Marek Czeszkiewicz
Marek Czeszkiewicz
marek czeszkiewicz marek czeszkiewicz
1799
BLOG

Prokuratura – czas na zmiany – czas na odzyskanie godności i honoru służby...

marek czeszkiewicz marek czeszkiewicz Polityka Obserwuj notkę 2

          Prokuratura – czas na zmiany – czas na odzyskanie godności i honoru służby prokuratorów……

          Musi nadejść czas aby prokuratura się zmieniła. Aby służba na stanowisku prokuratora odzyskała uznanie i zaufanie obywateli, aby już nigdy nie doszło do sytuacji, że będzie ona traktowana jako jakieś księstwa samodzielnych feudałów, którzy wszystko mogą zrobić… Nadszedł czas aby Prokuratura służyła, a nie rządziła i wysługiwała się różnym grupom interesów, aby obiektywizm w podejściu do spraw, osób nie był tylko sporadyczny.

         Po przeczytaniu publikacji w jednej z  gazet prawnych „Prokuratorzy oskarżają dobra zmianę” byłem zbulwersowany oraz zażenowany m.in. tupetem i arogancją występujących tam osób.

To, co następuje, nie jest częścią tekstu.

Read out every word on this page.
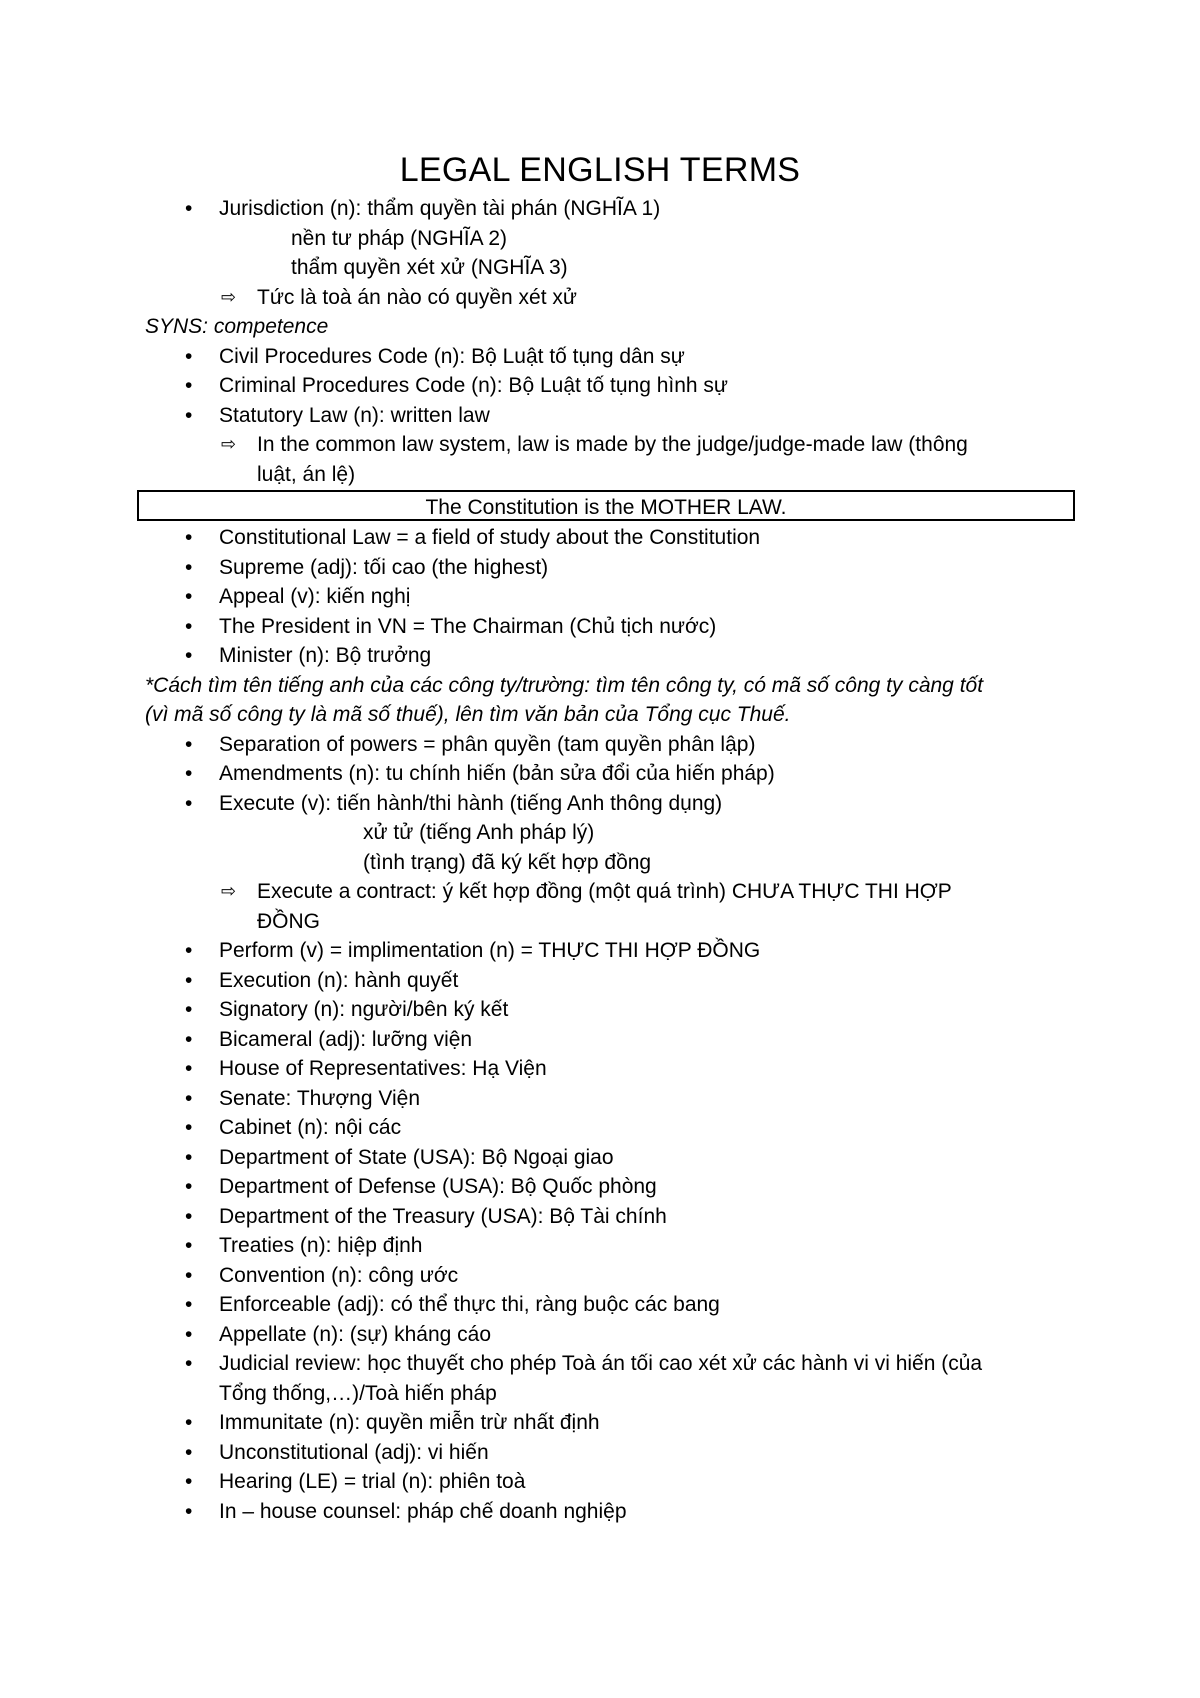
LEGAL ENGLISH TERMS
• Jurisdiction (n): thẩm quyền tài phán (NGHĨA 1)
nền tư pháp (NGHĨA 2)
thẩm quyền xét xử (NGHĨA 3)
⇨ Tức là toà án nào có quyền xét xử
SYNS: competence
• Civil Procedures Code (n): Bộ Luật tố tụng dân sự
• Criminal Procedures Code (n): Bộ Luật tố tụng hình sự
• Statutory Law (n): written law
⇨ In the common law system, law is made by the judge/judge-made law (thông
luật, án lệ)
The Constitution is the MOTHER LAW.
• Constitutional Law = a field of study about the Constitution
• Supreme (adj): tối cao (the highest)
• Appeal (v): kiến nghị
• The President in VN = The Chairman (Chủ tịch nước)
• Minister (n): Bộ trưởng
*Cách tìm tên tiếng anh của các công ty/trường: tìm tên công ty, có mã số công ty càng tốt
(vì mã số công ty là mã số thuế), lên tìm văn bản của Tổng cục Thuế.
• Separation of powers = phân quyền (tam quyền phân lập)
• Amendments (n): tu chính hiến (bản sửa đổi của hiến pháp)
• Execute (v): tiến hành/thi hành (tiếng Anh thông dụng)
xử tử (tiếng Anh pháp lý)
(tình trạng) đã ký kết hợp đồng
⇨ Execute a contract: ý kết hợp đồng (một quá trình) CHƯA THỰC THI HỢP
ĐỒNG
• Perform (v) = implimentation (n) = THỰC THI HỢP ĐỒNG
• Execution (n): hành quyết
• Signatory (n): người/bên ký kết
• Bicameral (adj): lưỡng viện
• House of Representatives: Hạ Viện
• Senate: Thượng Viện
• Cabinet (n): nội các
• Department of State (USA): Bộ Ngoại giao
• Department of Defense (USA): Bộ Quốc phòng
• Department of the Treasury (USA): Bộ Tài chính
• Treaties (n): hiệp định
• Convention (n): công ước
• Enforceable (adj): có thể thực thi, ràng buộc các bang
• Appellate (n): (sự) kháng cáo
• Judicial review: học thuyết cho phép Toà án tối cao xét xử các hành vi vi hiến (của
Tổng thống,…)/Toà hiến pháp
• Immunitate (n): quyền miễn trừ nhất định
• Unconstitutional (adj): vi hiến
• Hearing (LE) = trial (n): phiên toà
• In – house counsel: pháp chế doanh nghiệp
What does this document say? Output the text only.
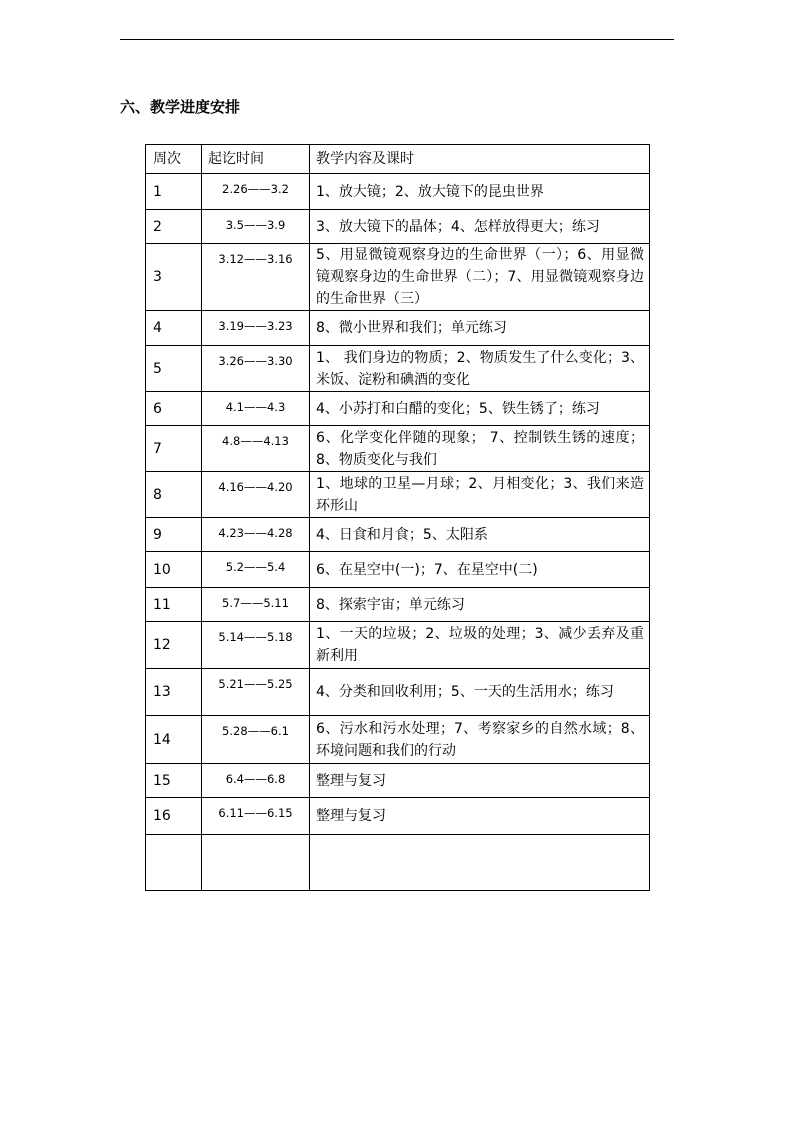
六、教学进度安排
周次	起讫时间	教学内容及课时
1	2.26——3.2	1、放大镜；2、放大镜下的昆虫世界
2	3.5——3.9	3、放大镜下的晶体；4、怎样放得更大；练习
3	3.12——3.16	5、用显微镜观察身边的生命世界（一）；6、用显微镜观察身边的生命世界（二）；7、用显微镜观察身边的生命世界（三）
4	3.19——3.23	8、微小世界和我们；单元练习
5	3.26——3.30	1、 我们身边的物质；2、物质发生了什么变化；3、米饭、淀粉和碘酒的变化
6	4.1——4.3	4、小苏打和白醋的变化；5、铁生锈了；练习
7	4.8——4.13	6、化学变化伴随的现象； 7、控制铁生锈的速度；8、物质变化与我们
8	4.16——4.20	1、地球的卫星—月球；2、月相变化；3、我们来造环形山
9	4.23——4.28	4、日食和月食；5、太阳系
10	5.2——5.4	6、在星空中(一)；7、在星空中(二)
11	5.7——5.11	8、探索宇宙；单元练习
12	5.14——5.18	1、一天的垃圾；2、垃圾的处理；3、减少丢弃及重新利用
13	5.21——5.25	4、分类和回收利用；5、一天的生活用水；练习
14	5.28——6.1	6、污水和污水处理；7、考察家乡的自然水域；8、环境问题和我们的行动
15	6.4——6.8	整理与复习
16	6.11——6.15	整理与复习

           Wypowiadającym się byli m.in. A.J. Kaucz oraz inna była wysokiej rangi prokurator, która nie podała swojego nazwiska. Oboje wychwalali Prokuraturę sprzed 2016 roku, która według nich spełniała wszelkie standardy, była efektywna, sprawnie działająca oraz cieszyła się wysokim uznaniem obywateli. Z pełnym „patosem” opisywali swoje osiągnięcia, jak kształcili kadry w prokuraturze, jakie „wartości” im wpajali itd. Według nich obecne zmiany zniszczą prokuraturę, na miejsce takich jak oni przyjdą inni, którzy nie mają już takiego doświadczenia, nie są tak doskonali jak oni itd….

            Nie miałem zamiaru tej publikacji nawet komentować jednak wobec nalegań abym odniósł się do w/w treści postanowiłem napisać krótki komentarz.  Pytaniem retorycznym jest, skoro tak było dobrze to dlaczego było tak źle, to dlaczego w rankingu zaufania publicznego prokuratura znajdowała się na jednym z ostatnich miejsc, dlaczego……

         Na początku wspomnę, że A.J. Kaucz  był prokuratorem już w czasach PRL m.in. oskarżał w stanie wojennym Władysława Frasyniuka, lidera Solidarności na Dolnym Śląsk. Po 1990 roku był sekretarzem Krajowej Rady Prokuratury, sędzią w Odwoławczym Sądzie Dyscyplinarnym przy Prokuratorze Generalnym oraz prokuratorem w Prokuraturze Apelacyjnej we Wrocławiu. Z publikacji wynika także, że ta bojąca się ujawnienia swojego nazwiska prokurator także ma rodowód prokuratorski sprzed 1990 roku (mówi, że ma ponad 30-letni staż w prokuraturze).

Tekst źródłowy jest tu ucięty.